My growing self-hatred eventually led me to agree to the most abusive spiritual practice of my life—a Deliverance. Often labeled an exorcism, the goal of a Deliverance in the Assembly of God Church is to pray away the demons that keep a person from fully embracing God’s love. Over a period of six hours, I went through intense prayer and extraordinary anger as the ministers physically and aggressively handled me while they screamed in my face, believing they were confronting the Demon of Perversion inside me. It was during the Deliverance that I realized this wasn’t working. I was still gay. Before they could finish the Deliverance, I stopped them. I left the room wailing as the lead pastor yelled after me, “You just chose hell.”
In the years that followed, I experienced bouts of depression, disillusionment, and numbness as I tried to move forward as an openly gay person who was no longer a Christian. But something was missing. I would regularly get drunk just so I could listen to the Christian music of my childhood church. It was the only way I could find to touch this deeply buried wound and desire for God.
In my late 20s, I met a friend and mentor who introduced me to a contemplative service at a local Episcopal church. It was at this service where I saw my first female minister and heard my first rector say, “Every person is welcomed, gay or straight.” I still avoided taking communion for years even at the gay-supportive Metropolitan Community Church because, deep down, I believed that gay people weren’t truly Christian. But it was here at this Episcopal church that I was compelled to walk down the aisle and participate in the most transformative Meal of my life—Eucharist. It was here that I first realized I, too, may have a place at The Table.
The experience of welcome at the Episcopal church reawakened my call to ministry, which eventually led me to attend seminary in Berkeley, CA. There, I continued to grapple with extreme internalized homophobia and loss of faith, but I also began to slowly gain a new church family. I found the support I needed to seek out healing, but this time the healing included integrating my call to God with my Divinely-created sexual and gender identity.
My family began their own healing process, and my parents shifted their views of what it meant to love others as Christ loves.
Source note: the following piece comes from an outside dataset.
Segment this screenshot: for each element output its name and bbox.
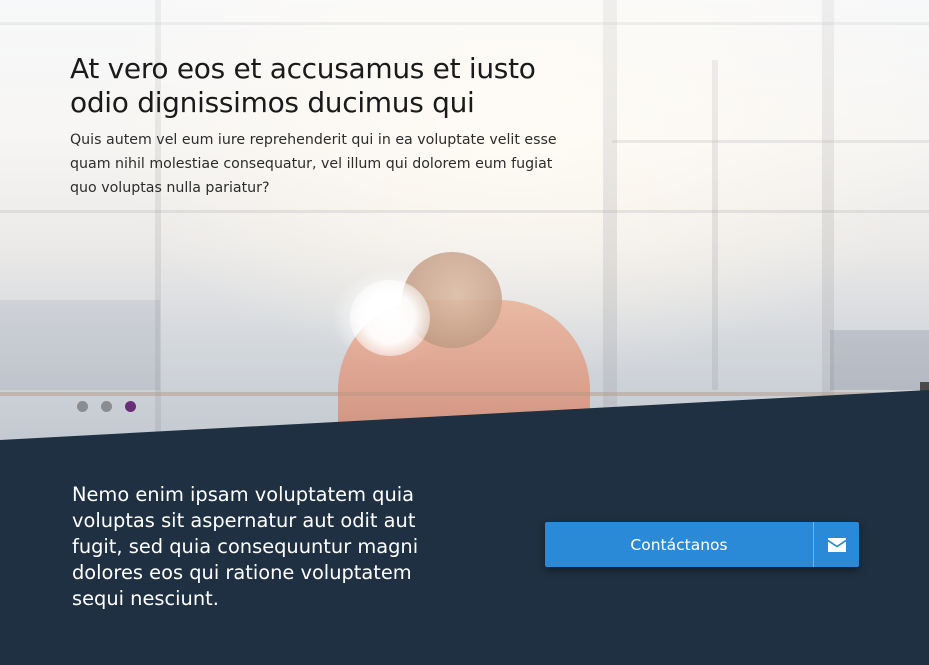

The changes in my own family have helped me to restore my own faith in God. I can now say that I have witnessed a miracle. My family is becoming more and more a part of my support network, showing me the importance of reconciliation, compassion, accountability, justice, and grace for our larger Family — the family that will never abandon me.
While I continue to struggle to believe that I am an equal child of God, every year I hear the crack of another broken shackle. My family recently attended my seminary graduation where I had the opportunity to publicly thank them for fighting to love and support me. They received two standing ovations from my new faith community. Their attendance was an act of love that gave me the strength I needed to accept a chaplaincy position at a San Francisco Hospital where I hope to continue living into the role of wounded healer. I now believe that it is when I allow my own wounds to be touched and healed, that I am better able to serve as a part of this new face of God, so that others may experience the unconditional love that I so desperately craved as a gay teenager.